0

There's a deep learning course on Udacity made by Google Brain. One of the course's videos talks about validation and test sets size. That video explains that a change in 30 samples is usually significant, but no demonstration is provided.

I want to know why they say that a change in 30 samples is significant and where this statement comes from.

gung - Reinstate Monica
  • 132,789
  • 81
  • 357
  • 650
susomena
  • 1
  • 1

1 Answers1

2

The important takeaway is:

The bigger your test set, the less noisy the accuracy measure will be.

The intuition is that flipping labels on 1 sample will look like a big improvement in a small test set, but could have just been chance.
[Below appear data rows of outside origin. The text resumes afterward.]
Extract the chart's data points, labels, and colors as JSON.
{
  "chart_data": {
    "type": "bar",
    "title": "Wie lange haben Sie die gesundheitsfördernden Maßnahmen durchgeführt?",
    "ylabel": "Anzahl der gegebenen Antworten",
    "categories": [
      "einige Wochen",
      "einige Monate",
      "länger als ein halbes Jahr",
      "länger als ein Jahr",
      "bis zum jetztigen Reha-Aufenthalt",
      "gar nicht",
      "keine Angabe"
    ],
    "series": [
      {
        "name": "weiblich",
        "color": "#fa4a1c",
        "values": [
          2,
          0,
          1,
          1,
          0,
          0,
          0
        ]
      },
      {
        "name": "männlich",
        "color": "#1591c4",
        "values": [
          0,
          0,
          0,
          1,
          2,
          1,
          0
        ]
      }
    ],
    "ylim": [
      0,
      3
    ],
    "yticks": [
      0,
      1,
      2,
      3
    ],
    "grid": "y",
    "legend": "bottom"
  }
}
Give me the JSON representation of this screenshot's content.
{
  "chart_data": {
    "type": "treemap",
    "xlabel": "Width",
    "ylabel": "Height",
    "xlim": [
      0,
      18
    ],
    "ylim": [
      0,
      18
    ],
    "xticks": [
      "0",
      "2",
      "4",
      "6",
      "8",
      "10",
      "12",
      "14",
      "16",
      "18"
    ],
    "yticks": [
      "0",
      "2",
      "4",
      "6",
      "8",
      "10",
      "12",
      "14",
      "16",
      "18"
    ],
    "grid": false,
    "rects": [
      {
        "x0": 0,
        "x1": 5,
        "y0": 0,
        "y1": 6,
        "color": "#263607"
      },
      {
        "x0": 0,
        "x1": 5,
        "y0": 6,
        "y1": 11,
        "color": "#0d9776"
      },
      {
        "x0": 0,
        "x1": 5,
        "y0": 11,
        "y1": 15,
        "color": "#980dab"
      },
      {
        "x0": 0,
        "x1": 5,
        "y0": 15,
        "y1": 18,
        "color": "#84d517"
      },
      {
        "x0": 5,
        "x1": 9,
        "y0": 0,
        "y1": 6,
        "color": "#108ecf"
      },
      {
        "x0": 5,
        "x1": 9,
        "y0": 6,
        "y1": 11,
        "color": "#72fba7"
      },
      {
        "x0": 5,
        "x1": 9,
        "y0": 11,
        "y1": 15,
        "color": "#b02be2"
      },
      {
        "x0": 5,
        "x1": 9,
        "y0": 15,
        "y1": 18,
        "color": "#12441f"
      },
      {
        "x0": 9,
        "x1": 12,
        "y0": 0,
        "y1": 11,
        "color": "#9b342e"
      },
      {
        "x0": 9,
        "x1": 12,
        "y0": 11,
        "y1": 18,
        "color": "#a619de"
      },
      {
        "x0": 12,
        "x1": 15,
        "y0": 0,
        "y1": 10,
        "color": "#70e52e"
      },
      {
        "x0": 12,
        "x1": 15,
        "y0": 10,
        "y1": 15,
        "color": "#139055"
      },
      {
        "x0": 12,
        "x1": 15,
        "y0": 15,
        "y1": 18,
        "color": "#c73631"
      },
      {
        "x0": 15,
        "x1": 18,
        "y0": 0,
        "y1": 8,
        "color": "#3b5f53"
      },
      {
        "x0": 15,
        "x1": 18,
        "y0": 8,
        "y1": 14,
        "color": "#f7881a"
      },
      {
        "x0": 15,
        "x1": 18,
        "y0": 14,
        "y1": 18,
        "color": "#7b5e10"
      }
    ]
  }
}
Don't place much importance on their "rule of thumb" -- in fact they tell statisticians to cover their ears because they are not telling the whole story. If I have a humongous test set with 1 billion samples, and I see that I have 30 more correct samples after changing my model, that could very easily have happened due to chance, not because my new model is actually better. Note though that having 1 billion samples in your test would still be nice because even 0.1% improvement would be flipping labels on many samples.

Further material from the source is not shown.